Hack was a huge fan of “Get Smart” and, as always, became sexually obsessed with its costar Barbara Feldon. This novelization has Agent 99 going undercover as a prostitute who specializes in anal sex in order to infiltrate KAOS and get a binder of top secret information. Most copies were recalled after a lawsuit from NBC but the few that are available on eBay prove that the book is really as bad as it sounds.

Hack got into a violent bar fight in 1969 over who was hotter, Mary Ann or Ginger with Hack arguing in favor in Mary Ann. Things got out of hand and Hack murdered the other man, spending eight months in prison before being sprung on a technicality. He used the time to pen this novel (along with several hundred others).

Hack came to sexual maturity in an age when hotels still employed house detectives to ensure that couples who stayed under their roofs were married and not just there for Godless hanky panky. Since the vast majority of his sexual activity at the time was with syphilitic prostitutes, he carried a bogus marriage license to display at check-in which would typically result in his being beaten to a pulp in the alley behind the hotel by the house dick. This novel is a remembrance of those golden times.

Hack’s obsession with actress Frances Fisher caused him to watch the film “Titanic” over a hundred times and he became consumed with theory that the door that Rose floated to safety on at the end while Jack froze to death clinging to its side was easily big enough to hold Rose and Jack. While most of Hack’s books top out at about 175-200 pages, this one is over fifteen hundred pages long because it contains Hack’s elaborate theories about why the door couldn’t hold them both.

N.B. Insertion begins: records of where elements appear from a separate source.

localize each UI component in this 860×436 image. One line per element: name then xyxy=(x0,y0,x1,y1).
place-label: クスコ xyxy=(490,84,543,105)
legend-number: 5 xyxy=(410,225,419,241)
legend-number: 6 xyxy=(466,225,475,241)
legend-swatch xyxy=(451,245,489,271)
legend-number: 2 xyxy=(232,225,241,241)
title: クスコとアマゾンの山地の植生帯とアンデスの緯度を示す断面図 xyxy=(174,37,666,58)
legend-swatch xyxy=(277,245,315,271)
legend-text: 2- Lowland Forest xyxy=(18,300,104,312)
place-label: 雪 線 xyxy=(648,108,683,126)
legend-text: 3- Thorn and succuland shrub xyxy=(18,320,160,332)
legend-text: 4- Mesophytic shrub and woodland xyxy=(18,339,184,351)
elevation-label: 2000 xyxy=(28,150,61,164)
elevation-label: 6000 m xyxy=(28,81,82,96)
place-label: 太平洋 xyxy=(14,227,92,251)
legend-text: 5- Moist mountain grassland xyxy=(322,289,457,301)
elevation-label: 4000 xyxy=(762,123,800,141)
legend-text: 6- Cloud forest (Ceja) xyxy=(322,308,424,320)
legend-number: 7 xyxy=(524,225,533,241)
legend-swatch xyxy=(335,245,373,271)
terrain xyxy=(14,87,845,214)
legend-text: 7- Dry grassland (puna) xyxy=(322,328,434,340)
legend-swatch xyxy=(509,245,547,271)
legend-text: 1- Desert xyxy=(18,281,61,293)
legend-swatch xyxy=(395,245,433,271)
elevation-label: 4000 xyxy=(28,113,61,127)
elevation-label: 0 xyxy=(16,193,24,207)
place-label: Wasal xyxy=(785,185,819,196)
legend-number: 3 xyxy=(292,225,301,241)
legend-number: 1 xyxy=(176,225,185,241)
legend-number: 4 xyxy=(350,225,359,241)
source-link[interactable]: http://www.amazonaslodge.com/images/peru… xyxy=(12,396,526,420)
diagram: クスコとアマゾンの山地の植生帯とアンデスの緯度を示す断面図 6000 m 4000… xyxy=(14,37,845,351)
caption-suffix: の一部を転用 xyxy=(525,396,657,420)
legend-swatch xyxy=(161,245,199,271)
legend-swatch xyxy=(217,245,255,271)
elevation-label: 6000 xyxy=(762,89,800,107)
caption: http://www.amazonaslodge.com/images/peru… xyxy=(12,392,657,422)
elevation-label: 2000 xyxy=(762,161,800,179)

Hack didn’t learn his lesson from his earlier novel “Mother’s Day” in this misguided sequel, which the court once again found in favor of ABC in its astonishing similarity to the series The Brady Bunch despite Hack’s continued insistence that he has never seen an episode of the show. He was forced to flee to South America and spent a year in hiding as a mercenary in Venezuela before the scandal blew over and he was able to return to the United States.

When Nancy Kulp of The Beverly Hillybillies ran as a Democrat for Pennsylvania’s Ninth Congressional District in 1984, she asked costar Buddy Ebsen to support her. But Ebsen, an ultra-conservative Republican, deemed Kulp “too liberal” and went so far as to record a radio commercial for her Republican opponent. The ploy cost Kulp the election and she didn’t speak to Ebsen for several years, although she ultimately made peace with him. Hack, however, considered it a dick move for one friend to pull on another and he never forgave Ebsen, writing this novel to smear his once-beloved reputation.

This story of an suburban housewife and mother who satisfies her obsession with anal sex once a year by hiring a notorious gigolo turned out to be a phenomenal success with Hack’s core readership of sex-starved perverts in Bible Belt states. Regrettably, he was sued by ABC for ripping off The Brady Bunch (a show he had never heard of). Hack had to sell one of his kidneys to pay off his legal fees.